Frederick Hayes : Local Heads
February 29 - March 16; July 8 - July 30, 2020
Cindy Rucker Gallery is pleased to present new works by Brooklyn-based artist Frederick Hayes. In this exhibition, Hayes continues to explore the representation of the self and the urban landscape through abstraction, likeness, and difference.
Using different media, Hayes intends to shed light on the human condition as it relates to the working-class African Americans, as well as larger communities of men and women. Raised in the South as part of a family that watched the 6-o’clock news, read Ebony and Jet, as well as the local newspapers, Hayes developed a strong interest in picture-making—the basic ideas of looking, recording, and interpreting—and portraiture early on.
Through painting and drawing, Hayes creates ad hoc communities where the good and the bad, the heroes and the villains coexist; much like in reality, his characters possess diverse personalities, habits, and ways of seeing the world. His sculptural practice, on the other hand, is steered by a more open exploration of abstraction, where the verticality and geometry of the landscape marries the detritus of the city, the direct result of his wanderings through different neighborhoods.
“Because no one really knows thyself,” the artist writes, images of the self “constantly morph from one image to the next, providing a glimpse before reshaping into something else.” “As a child we learn to present ourselves the way we want people to see us, but not always how we really are,” he states, suggesting that self is bound to be an ongoing, life-long process.

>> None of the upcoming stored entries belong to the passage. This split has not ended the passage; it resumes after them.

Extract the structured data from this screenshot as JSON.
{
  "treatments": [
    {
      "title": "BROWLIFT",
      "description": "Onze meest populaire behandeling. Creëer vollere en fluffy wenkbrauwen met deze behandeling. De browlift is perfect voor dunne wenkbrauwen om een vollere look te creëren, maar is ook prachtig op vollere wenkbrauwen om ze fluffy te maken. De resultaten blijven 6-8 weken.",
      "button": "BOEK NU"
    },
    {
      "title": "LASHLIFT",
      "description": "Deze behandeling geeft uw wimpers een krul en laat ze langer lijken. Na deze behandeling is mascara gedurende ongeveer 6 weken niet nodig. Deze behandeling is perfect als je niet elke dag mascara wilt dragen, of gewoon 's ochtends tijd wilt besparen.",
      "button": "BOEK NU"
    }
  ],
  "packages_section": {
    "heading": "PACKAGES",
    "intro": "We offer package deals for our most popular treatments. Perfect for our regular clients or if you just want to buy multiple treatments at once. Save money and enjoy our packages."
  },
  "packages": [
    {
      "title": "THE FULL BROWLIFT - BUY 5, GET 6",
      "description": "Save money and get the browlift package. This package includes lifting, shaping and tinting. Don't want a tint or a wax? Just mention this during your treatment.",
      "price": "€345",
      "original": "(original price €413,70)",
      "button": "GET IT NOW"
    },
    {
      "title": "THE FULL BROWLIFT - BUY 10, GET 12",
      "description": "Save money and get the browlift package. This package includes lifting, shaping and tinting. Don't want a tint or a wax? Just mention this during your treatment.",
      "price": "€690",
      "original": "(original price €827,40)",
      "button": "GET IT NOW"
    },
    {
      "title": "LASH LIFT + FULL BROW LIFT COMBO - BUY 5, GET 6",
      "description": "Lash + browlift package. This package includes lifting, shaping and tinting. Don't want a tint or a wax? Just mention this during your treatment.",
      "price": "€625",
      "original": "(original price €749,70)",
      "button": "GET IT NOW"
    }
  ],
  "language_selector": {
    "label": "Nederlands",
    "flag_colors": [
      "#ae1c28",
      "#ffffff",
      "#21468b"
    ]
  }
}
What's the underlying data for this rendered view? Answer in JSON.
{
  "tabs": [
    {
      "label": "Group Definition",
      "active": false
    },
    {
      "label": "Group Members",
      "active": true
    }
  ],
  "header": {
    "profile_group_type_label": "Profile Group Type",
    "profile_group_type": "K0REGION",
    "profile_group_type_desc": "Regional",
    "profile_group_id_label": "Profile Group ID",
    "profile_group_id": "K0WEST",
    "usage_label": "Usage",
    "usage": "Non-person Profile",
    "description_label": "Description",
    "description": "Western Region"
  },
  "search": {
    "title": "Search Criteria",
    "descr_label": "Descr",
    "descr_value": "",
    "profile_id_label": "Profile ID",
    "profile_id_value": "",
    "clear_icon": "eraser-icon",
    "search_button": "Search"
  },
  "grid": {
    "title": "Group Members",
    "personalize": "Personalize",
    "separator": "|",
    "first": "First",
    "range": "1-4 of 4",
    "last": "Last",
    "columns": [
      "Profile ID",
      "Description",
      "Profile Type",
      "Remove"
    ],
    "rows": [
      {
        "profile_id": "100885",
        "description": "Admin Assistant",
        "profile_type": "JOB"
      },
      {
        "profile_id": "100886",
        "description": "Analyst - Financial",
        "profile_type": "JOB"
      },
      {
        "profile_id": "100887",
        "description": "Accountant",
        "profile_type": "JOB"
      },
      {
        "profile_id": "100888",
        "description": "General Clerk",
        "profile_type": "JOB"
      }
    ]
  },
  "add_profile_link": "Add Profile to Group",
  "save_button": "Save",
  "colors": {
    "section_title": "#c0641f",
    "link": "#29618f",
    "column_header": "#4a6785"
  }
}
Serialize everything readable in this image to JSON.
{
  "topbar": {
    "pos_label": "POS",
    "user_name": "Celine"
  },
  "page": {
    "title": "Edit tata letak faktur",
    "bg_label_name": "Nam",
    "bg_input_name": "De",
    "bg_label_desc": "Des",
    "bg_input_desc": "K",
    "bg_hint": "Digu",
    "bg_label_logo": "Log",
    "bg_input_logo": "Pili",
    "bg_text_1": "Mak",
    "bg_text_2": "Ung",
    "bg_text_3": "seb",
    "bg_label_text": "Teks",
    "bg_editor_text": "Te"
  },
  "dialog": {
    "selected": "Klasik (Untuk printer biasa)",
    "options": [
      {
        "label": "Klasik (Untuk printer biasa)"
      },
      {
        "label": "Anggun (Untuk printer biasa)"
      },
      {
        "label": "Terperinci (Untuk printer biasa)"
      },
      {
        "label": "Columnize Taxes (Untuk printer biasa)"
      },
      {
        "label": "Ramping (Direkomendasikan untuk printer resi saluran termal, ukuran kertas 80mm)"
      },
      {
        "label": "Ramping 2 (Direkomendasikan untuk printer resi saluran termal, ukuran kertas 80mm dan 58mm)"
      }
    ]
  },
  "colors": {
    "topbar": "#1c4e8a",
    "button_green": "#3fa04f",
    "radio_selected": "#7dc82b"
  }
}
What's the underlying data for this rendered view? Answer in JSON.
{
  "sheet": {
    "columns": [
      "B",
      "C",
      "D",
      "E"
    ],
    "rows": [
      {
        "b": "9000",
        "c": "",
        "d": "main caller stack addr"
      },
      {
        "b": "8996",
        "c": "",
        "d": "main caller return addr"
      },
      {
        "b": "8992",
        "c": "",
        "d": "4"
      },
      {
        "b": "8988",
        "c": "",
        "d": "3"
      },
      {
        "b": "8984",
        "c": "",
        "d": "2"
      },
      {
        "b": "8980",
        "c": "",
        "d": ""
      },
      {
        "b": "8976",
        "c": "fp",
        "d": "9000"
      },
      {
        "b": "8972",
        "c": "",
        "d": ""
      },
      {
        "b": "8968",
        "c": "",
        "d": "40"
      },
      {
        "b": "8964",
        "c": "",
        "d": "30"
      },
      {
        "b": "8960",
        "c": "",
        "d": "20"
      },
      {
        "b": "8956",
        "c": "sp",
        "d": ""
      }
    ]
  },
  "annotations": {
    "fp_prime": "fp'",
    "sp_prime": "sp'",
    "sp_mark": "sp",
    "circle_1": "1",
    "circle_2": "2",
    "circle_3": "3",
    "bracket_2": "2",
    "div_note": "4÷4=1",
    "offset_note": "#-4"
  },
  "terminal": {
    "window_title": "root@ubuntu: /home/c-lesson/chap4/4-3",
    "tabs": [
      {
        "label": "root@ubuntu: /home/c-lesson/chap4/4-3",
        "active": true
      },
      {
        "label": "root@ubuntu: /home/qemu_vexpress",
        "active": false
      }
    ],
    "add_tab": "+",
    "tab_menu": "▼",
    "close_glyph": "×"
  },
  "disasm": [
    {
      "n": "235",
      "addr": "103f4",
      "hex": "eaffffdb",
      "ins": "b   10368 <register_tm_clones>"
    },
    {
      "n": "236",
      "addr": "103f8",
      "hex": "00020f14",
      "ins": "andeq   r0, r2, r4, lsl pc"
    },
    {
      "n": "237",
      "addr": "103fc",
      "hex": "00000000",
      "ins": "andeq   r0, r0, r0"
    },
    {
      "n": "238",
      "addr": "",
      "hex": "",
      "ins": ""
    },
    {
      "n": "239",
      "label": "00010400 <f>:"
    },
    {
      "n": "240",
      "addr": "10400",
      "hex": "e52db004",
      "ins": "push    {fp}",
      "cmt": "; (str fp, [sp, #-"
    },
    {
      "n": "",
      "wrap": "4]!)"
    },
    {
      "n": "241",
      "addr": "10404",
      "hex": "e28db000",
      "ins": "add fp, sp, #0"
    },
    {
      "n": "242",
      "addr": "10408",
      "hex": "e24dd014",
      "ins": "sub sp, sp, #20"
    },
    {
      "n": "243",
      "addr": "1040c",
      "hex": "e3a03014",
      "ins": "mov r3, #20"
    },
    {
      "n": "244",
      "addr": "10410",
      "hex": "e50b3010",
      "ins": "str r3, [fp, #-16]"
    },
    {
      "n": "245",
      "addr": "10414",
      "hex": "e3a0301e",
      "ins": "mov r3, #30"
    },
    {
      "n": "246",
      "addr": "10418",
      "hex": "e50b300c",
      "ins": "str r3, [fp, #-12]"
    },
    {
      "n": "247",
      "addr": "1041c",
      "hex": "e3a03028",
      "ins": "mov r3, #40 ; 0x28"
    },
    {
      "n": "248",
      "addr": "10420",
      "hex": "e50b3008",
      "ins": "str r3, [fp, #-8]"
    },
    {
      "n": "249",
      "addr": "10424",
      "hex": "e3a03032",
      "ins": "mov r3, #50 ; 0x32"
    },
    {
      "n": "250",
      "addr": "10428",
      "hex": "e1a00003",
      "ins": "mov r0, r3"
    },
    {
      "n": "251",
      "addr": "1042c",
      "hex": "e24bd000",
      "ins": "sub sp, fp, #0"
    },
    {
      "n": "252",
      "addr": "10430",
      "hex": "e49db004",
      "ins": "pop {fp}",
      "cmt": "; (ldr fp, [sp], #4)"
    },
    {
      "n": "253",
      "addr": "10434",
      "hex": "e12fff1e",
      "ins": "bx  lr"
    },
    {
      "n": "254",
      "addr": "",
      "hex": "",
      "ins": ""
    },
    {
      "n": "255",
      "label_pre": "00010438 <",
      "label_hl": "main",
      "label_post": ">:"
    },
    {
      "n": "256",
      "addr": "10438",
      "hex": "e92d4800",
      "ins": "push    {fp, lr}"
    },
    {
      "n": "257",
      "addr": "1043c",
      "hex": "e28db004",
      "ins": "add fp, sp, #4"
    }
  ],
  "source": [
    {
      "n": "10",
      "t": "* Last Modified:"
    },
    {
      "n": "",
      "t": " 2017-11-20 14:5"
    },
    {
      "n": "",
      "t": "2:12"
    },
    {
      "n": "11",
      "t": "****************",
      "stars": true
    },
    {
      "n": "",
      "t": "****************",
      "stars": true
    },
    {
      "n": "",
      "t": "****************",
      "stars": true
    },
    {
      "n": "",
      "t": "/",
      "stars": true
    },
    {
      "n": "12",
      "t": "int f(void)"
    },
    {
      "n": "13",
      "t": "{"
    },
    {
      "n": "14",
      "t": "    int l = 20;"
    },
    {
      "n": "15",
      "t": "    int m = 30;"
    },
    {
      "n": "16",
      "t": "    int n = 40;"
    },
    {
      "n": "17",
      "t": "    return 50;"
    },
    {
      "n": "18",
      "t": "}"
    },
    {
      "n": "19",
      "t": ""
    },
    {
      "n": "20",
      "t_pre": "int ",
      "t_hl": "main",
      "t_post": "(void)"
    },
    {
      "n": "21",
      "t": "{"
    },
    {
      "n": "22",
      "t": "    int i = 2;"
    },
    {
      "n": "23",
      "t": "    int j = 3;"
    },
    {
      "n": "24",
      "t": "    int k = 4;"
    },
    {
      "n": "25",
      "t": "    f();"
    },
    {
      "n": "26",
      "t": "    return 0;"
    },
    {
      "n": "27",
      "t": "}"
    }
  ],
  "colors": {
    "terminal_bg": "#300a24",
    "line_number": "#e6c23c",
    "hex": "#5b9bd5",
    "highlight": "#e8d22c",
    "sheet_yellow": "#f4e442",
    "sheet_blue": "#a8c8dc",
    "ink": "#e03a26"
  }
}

Frederick Hayes (b. 1955, Atlanta) lives and works in Brooklyn, New York. He has exhibited at Hallwalls Contemporary Arts Center in Buffalo, the Kingston Sculpture Biennial in Kingston, NY., Patricia Sweetow Gallery, and Number 35, among other venues. Hayes’s work is held by SFMoMA, The Addison Gallery of American Art, The New Museum, and The Studio Museum in Harlem. Frederick Hayes has received the Richard R. Diebenkorn Teaching Fellowship at the San Francisco Art Institute, the Pollock-Krasner Foundation Grant, and the Eureka Fellowship.